There have been times, and your own church history will throw up some examples, when our evangelism and mission have been tinged with arrogance, and disrespect for peoples. This can never be a part of our Gospel. One of our former Bishops, John Taylor, wrote in his book 'The Christlike God' : "Civilisation is three-quarters reverence." He went on to say : "It is the almost universal loss of the sense of being in relationship with the otherness of persons and answerable to them as part of one body, the almost total loss, in a word, of community, which renders our present society and nation so inimical to a sense of God and so incapable of prayer. Restoring the realities of genuine relationship wherever and however that may be achieved is possibly the one valid form of evangelism left to us."

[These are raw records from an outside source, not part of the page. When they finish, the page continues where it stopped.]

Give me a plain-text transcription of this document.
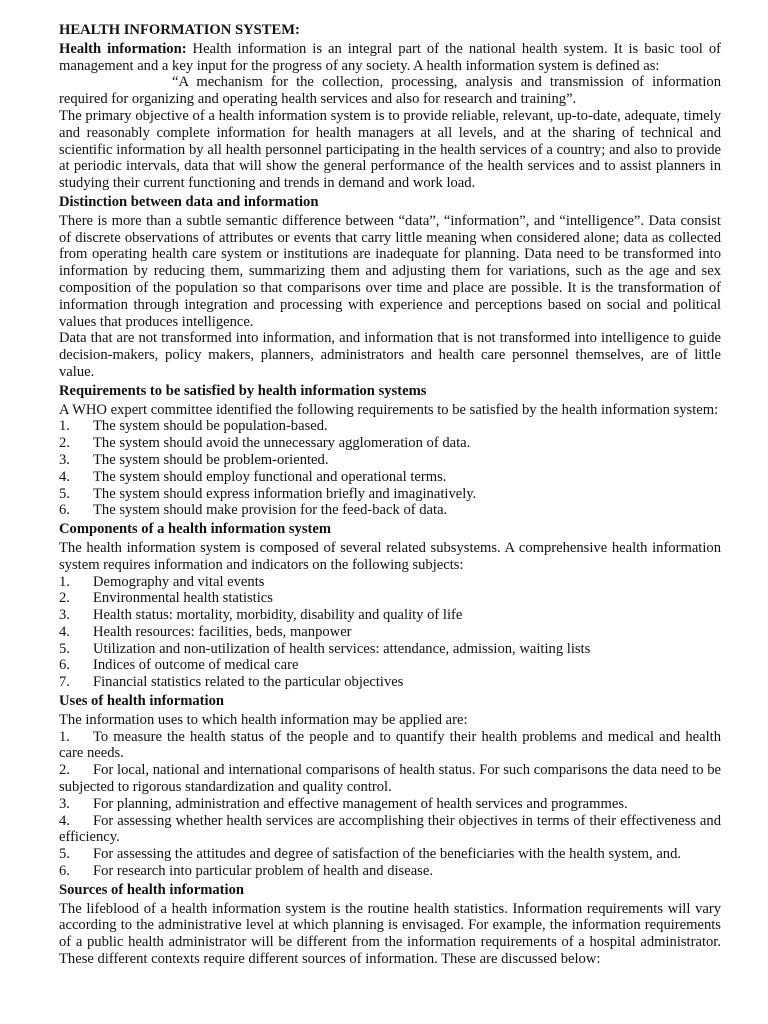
HEALTH INFORMATION SYSTEM:

Health information: Health information is an integral part of the national health system. It is basic tool of management and a key input for the progress of any society. A health information system is defined as:

“A mechanism for the collection, processing, analysis and transmission of information required for organizing and operating health services and also for research and training”.

The primary objective of a health information system is to provide reliable, relevant, up-to-date, adequate, timely and reasonably complete information for health managers at all levels, and at the sharing of technical and scientific information by all health personnel participating in the health services of a country; and also to provide at periodic intervals, data that will show the general performance of the health services and to assist planners in studying their current functioning and trends in demand and work load.

Distinction between data and information

There is more than a subtle semantic difference between “data”, “information”, and “intelligence”. Data consist of discrete observations of attributes or events that carry little meaning when considered alone; data as collected from operating health care system or institutions are inadequate for planning. Data need to be transformed into information by reducing them, summarizing them and adjusting them for variations, such as the age and sex composition of the population so that comparisons over time and place are possible. It is the transformation of information through integration and processing with experience and perceptions based on social and political values that produces intelligence.

Data that are not transformed into information, and information that is not transformed into intelligence to guide decision-makers, policy makers, planners, administrators and health care personnel themselves, are of little value.

Requirements to be satisfied by health information systems

A WHO expert committee identified the following requirements to be satisfied by the health information system:

1.	The system should be population-based.
2.	The system should avoid the unnecessary agglomeration of data.
3.	The system should be problem-oriented.
4.	The system should employ functional and operational terms.
5.	The system should express information briefly and imaginatively.
6.	The system should make provision for the feed-back of data.
Components of a health information system

The health information system is composed of several related subsystems. A comprehensive health information system requires information and indicators on the following subjects:

1.	Demography and vital events
2.	Environmental health statistics
3.	Health status: mortality, morbidity, disability and quality of life
4.	Health resources: facilities, beds, manpower
5.	Utilization and non-utilization of health services: attendance, admission, waiting lists
6.	Indices of outcome of medical care
7.	Financial statistics related to the particular objectives
Uses of health information

The information uses to which health information may be applied are:

1. To measure the health status of the people and to quantify their health problems and medical and health care needs.

2. For local, national and international comparisons of health status. For such comparisons the data need to be subjected to rigorous standardization and quality control.

3. For planning, administration and effective management of health services and programmes.

4. For assessing whether health services are accomplishing their objectives in terms of their effectiveness and efficiency.

5. For assessing the attitudes and degree of satisfaction of the beneficiaries with the health system, and.

6. For research into particular problem of health and disease.

Sources of health information

The lifeblood of a health information system is the routine health statistics. Information requirements will vary according to the administrative level at which planning is envisaged. For example, the information requirements of a public health administrator will be different from the information requirements of a hospital administrator. These different contexts require different sources of information. These are discussed below:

When Jesus took bread and fishes, in such small quantities and fed thousands, he was, in effect, saying "You do not understand the Glory of God in Creation. What to you is small, insignificant, ordinary and everyday, has within it the potential to speak of God's blessing."
In our evangelism we need to learn that lesson. It is not our mission, it is God's mission. It is not by our power that people are brought to God, it is God at work in them. We simply help them to see that. A church which understands that will be on the road to growth.
Let me quote to you from an article written by an agnostic recently in a secular journal. The article is entitled "I'm not a believer. So why do I go to Church?" The author writes: "Years into this relationship, the enduring motive for my regular pilgrimage is that the Church is the only place in the neighbourhood where it is possible to meet a local community from every conceivable background ... There is a genuine and open acceptance of each person in the congregation. Everyone is encouraged to contribute what they can, whatever its nature."
Has she become a card-carrying Christian? Apparently not, but she has found acceptance and value, and that is about reverence, and she ends her article by saying: "Perhaps we need to look more closely at what this institution, so beleaguered and little-valued by the majority, has to offer for a new way forward." (Melanie Howard in 'Keeping the Faiths', Demos 1997)
If that is not a statement of one who has caught a glimpse of the glory of God, then I don't know what it is. It shows the power of a Church living the kind of sacrificial and living life that we are all called to share.
So to you, my brothers and sisters in Christ, members of the Province of Adelaide. Thank you for your welcome. Thank you for all you are doing. Your celebration of 150 years of the Diocese of Adelaide is a marvellous opportunity for you all to reaffirm your commitment and confidence in God with us, to give thanks for all in your story which demonstrates that; and confident in his presence and his love you are equipped to call out, to proclaim the Good News of his Kingdom, and the transformation which he offers. How else could St Columba have set out from Ireland in 563 in a rudderless coracle with nothing but a Bible in his hand? How else could Augustine have so impressed the pagan King of Kent that Canterbury was the place to set up his Cathedral Church. How else could Bishop Short not have been completely overawed by the size of the task which was laid before him. These were true Pioneers, true adventurers in the Gospel, confident in the love of God. And that too is our calling.